Worse performance of LU-decomposition for Float32 than for Float64

For some applications one might gain performance by using 32-bit arithmetic on a 64-bit system because this could improve memory-bandwidth as well as (possible) SIMD operations.

I noticed however that some functions seem to actually suffer from using Float32, which seems a bit surprising:

julia> using LinearAlgebra, BenchmarkTools

julia> const A_64 = rand(100,100);

julia> const A_32 = Float32.(A_64);

julia> @btime lu($A_64);
  1.241 ms (4 allocations: 79.11 KiB)

julia> @btime lu($A_32);
  3.248 ms (4 allocations: 40.05 KiB)

julia> versioninfo()
Julia Version 1.4.2
Commit 44fa15b150* (2020-05-23 18:35 UTC)
Platform Info:
  OS: Windows (x86_64-w64-mingw32)
  CPU: Intel(R) Core(TM) i7-4770K CPU @ 3.50GHz
  WORD_SIZE: 64
  LIBM: libopenlibm
  LLVM: libLLVM-8.0.1 (ORCJIT, haswell)

Does anyone have an idea what is causing this?

Does this persist as you increase the size of the problem (200, 400, 1000)?
What about lu!

Yes, it does not seem to be dependend on the matrix size:

julia> const A_64 = rand(1000,1000);

julia> const A_32 = Float32.(A_64);

julia> @btime lu($A_64);
  20.049 ms (4 allocations: 7.64 MiB)

julia> @btime lu($A_32);
  35.531 ms (4 allocations: 3.82 MiB)

For lu! I changed the code a little bit (of course there is now some overhead of rand and non-identical matrices, but I think their impact should be neglectable).

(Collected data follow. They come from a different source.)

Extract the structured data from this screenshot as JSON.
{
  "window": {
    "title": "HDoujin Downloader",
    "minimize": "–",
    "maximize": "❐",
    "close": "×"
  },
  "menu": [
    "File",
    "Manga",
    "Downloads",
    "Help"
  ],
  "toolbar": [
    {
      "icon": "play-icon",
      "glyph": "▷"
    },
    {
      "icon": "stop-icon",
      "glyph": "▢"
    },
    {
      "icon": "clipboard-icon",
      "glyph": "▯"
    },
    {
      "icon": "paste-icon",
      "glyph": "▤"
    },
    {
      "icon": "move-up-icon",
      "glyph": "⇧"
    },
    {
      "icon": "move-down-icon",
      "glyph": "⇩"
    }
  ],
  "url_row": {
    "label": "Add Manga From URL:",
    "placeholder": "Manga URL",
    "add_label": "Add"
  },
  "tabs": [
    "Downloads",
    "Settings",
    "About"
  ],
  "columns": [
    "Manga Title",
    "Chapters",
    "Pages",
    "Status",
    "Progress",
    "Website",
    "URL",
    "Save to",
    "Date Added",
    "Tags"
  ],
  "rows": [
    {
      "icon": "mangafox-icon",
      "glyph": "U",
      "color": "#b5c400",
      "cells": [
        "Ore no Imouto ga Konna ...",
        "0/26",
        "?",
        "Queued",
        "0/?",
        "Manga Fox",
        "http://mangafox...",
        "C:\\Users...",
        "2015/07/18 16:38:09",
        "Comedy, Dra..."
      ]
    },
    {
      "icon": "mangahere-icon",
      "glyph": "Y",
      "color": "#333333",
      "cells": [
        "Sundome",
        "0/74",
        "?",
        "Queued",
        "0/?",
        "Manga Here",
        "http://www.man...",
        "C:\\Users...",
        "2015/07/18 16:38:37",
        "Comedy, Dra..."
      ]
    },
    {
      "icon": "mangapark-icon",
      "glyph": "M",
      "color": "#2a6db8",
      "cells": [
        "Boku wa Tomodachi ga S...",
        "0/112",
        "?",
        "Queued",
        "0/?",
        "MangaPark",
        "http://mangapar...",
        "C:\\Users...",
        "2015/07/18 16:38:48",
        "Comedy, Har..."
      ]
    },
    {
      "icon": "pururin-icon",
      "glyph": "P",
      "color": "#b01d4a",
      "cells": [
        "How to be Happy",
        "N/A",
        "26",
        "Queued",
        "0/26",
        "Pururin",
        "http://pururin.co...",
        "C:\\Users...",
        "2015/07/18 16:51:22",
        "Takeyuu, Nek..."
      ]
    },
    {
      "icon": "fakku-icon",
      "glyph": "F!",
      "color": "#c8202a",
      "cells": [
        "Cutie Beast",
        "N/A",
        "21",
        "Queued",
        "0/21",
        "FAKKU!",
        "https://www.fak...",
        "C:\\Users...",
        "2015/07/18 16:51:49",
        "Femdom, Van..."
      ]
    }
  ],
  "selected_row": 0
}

julia> @btime lu!(rand(100,100));
  1.546 ms (4 allocations: 79.11 KiB)

julia> @btime lu!(rand(Float32,100,100));
  2.847 ms (4 allocations: 40.05 KiB)

I think the issue might be related to Windows:
Running the same example on Linux, I get:

julia> using LinearAlgebra, BenchmarkTools

julia> const A_64 = rand(100,100);

julia> const A_32 = Float32.(A_64);

julia> @btime lu($A_64);
  757.133 μs (3 allocations: 79.08 KiB)

julia> @btime lu($A_32);
  738.773 μs (3 allocations: 40.02 KiB)

julia> versioninfo()
Julia Version 1.5.2
Commit 539f3ce943 (2020-09-23 23:17 UTC)
Platform Info:
  OS: Linux (x86_64-pc-linux-gnu)
  CPU: Intel(R) Xeon(R) CPU           E5620  @ 2.40GHz
  WORD_SIZE: 64
  LIBM: libopenlibm
  LLVM: libLLVM-9.0.1 (ORCJIT, westmere)

Note that the performance is also much better, although the CPU should be slower.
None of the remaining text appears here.